Directions for Crust
1. Preheat oven to 350*. Add cookies to a food processor and blend until crumbs are formed. (If you don’t have a food processor you can crush them yourself in a large plastic zip lock type bag)
2. Place crumbs in a medium bowl and add melted butter, brown sugar, and cinnamon.
3. Using a fork mix well to combine.
4. Lightly spray a 9 1/2” glass pie dish with non stick spray.
5. Add crust mixture to the glass dish and press mixture firmly and evenly into the bottom and up the sides of the dish. Bake for 10 mins.
6. Remove from oven and set aside to cool completely before adding the filling.
Directions for Filling
1. In a large mixing bowl add cream cheese, peanut butter, sugar, powdered sugar, vanilla and honey. Using an electric mixer, beat ingredients on high until nice and smooth.
2. Add chopped praline peanuts and quartered mini peanut butter cuts and fold. Set aside.
3. In a separate medium sized bowl add the heavy whipping cream.
4. Using your electric mixer, beat on high until thick and fluffy and the consistency of a whipped topping.
5. Add whipped cream to the peanut butter mixture and fold in until well combined.
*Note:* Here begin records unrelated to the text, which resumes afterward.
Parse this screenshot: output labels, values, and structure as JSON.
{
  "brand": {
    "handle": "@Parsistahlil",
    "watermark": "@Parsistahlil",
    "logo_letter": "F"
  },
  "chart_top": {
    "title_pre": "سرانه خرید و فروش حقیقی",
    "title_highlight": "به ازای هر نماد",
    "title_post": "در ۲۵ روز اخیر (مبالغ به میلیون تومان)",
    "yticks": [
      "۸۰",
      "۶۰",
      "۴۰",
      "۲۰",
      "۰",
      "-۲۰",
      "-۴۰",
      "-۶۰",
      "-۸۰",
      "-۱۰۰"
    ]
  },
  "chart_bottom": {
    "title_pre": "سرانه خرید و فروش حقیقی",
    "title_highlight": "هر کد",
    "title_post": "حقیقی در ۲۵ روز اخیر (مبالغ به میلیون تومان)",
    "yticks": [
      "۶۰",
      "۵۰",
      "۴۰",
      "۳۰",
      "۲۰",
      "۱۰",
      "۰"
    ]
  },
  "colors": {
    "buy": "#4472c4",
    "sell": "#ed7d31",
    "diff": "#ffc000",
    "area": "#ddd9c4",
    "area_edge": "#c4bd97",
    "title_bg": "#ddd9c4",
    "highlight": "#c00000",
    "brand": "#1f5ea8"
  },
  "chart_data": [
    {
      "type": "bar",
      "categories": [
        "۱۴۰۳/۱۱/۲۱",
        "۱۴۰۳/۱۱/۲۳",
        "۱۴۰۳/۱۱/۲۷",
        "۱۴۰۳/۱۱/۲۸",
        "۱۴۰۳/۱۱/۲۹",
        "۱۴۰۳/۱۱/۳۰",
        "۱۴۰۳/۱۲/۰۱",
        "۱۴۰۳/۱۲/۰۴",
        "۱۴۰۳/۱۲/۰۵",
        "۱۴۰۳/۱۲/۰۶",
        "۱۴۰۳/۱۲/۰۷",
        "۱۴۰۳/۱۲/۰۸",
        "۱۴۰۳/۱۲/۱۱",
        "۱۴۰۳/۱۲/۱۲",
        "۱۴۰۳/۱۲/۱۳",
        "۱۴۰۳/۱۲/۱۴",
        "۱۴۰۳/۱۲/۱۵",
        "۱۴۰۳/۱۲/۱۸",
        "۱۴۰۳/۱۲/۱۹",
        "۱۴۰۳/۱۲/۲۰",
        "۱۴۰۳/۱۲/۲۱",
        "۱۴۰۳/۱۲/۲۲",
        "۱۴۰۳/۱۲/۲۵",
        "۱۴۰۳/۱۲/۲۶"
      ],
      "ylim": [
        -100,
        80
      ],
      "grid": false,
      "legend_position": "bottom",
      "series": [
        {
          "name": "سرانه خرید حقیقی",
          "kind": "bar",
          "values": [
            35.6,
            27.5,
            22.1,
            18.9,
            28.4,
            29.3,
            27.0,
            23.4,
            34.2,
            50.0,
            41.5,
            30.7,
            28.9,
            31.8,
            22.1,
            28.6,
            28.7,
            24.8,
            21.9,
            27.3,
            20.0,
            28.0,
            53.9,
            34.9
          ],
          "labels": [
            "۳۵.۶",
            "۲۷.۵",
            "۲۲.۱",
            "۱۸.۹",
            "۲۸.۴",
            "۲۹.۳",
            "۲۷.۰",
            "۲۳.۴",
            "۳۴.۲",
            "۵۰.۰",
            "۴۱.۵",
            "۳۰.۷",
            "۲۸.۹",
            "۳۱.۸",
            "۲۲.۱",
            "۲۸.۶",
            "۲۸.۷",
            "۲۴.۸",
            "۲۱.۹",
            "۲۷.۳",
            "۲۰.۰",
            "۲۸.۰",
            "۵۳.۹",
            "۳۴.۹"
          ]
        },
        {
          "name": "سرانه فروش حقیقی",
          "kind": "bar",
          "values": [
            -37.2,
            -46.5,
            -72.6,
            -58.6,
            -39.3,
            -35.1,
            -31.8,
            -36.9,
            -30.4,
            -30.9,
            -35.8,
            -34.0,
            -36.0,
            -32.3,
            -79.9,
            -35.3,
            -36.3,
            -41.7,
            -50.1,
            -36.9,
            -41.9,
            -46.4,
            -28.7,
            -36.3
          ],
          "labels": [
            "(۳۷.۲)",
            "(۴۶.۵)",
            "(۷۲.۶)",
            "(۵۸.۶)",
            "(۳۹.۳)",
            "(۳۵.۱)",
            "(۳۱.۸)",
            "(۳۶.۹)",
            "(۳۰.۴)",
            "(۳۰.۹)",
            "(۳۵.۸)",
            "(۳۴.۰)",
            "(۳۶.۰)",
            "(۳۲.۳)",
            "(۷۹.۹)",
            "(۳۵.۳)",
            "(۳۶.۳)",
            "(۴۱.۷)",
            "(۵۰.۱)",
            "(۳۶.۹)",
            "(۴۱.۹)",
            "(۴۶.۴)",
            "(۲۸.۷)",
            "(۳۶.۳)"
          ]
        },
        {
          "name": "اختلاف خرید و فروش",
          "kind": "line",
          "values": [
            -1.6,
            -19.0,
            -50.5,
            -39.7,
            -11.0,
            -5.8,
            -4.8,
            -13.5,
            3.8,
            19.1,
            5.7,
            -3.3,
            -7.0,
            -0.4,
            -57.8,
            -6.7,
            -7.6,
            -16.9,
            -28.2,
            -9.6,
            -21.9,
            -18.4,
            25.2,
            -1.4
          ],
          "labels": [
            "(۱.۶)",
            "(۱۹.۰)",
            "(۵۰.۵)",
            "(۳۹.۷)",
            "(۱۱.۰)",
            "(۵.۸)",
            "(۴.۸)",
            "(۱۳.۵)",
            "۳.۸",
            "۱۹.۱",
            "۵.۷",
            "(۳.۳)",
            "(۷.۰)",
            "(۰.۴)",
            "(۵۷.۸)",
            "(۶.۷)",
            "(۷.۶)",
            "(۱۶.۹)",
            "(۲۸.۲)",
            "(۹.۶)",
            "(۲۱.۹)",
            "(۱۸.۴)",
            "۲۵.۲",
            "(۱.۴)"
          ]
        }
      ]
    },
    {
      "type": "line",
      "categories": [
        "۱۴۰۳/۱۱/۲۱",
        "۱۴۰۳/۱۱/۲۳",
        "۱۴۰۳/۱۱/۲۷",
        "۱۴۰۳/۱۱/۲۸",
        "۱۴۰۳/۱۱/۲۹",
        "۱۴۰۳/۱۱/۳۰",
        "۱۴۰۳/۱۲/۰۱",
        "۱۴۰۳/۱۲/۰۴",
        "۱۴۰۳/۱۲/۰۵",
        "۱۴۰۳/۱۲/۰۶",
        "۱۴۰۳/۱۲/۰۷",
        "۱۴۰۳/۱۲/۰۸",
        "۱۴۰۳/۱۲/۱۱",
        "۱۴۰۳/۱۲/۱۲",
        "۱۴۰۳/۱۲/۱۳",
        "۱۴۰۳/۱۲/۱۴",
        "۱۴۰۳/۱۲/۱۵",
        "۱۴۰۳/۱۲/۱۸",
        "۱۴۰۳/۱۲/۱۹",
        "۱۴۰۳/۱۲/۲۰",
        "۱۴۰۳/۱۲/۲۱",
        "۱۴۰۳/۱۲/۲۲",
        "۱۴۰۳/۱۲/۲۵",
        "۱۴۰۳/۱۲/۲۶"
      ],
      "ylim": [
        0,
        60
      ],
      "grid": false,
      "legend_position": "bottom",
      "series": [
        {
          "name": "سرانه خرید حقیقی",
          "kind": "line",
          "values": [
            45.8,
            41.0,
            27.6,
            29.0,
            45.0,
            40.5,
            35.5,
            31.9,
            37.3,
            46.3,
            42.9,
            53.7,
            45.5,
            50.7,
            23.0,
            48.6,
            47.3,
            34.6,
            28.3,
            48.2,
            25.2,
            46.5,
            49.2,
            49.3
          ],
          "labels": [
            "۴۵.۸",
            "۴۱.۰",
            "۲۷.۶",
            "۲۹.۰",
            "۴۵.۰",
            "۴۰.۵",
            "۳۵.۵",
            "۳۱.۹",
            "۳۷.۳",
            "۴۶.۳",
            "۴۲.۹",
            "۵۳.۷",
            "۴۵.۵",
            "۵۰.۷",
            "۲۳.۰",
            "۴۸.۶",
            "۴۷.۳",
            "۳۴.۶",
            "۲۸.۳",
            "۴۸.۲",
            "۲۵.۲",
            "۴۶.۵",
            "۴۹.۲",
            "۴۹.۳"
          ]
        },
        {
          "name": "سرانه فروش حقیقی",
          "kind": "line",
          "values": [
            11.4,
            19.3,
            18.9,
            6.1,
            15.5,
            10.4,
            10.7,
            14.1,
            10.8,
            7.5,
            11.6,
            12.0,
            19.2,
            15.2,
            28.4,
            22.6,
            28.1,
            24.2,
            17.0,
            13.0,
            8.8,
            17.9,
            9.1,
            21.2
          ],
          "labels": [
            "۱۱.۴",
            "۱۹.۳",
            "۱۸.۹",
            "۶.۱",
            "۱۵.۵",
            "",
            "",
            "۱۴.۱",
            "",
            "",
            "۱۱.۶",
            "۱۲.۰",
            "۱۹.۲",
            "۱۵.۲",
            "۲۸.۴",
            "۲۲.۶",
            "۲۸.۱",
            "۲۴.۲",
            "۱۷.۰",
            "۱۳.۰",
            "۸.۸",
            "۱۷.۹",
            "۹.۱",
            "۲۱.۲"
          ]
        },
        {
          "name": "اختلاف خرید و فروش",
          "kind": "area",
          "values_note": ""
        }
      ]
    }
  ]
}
6. Spread mixture evenly into your prepared pie crust, cover with plastic wrap and refrigerator for at least six hours or overnight.
Directions for Toppings
1. In a medium mixing bowl add heavy whipping cream and sugar.
2. Using your electric mixer, beat on high until thick and fluffy, reaching the consistency of a whipped topping.
3. Remove the peanut butter pie from the refrigerator and top with your whipped cream.
4. Sprinkle with chopped praline peanuts and enjoy!!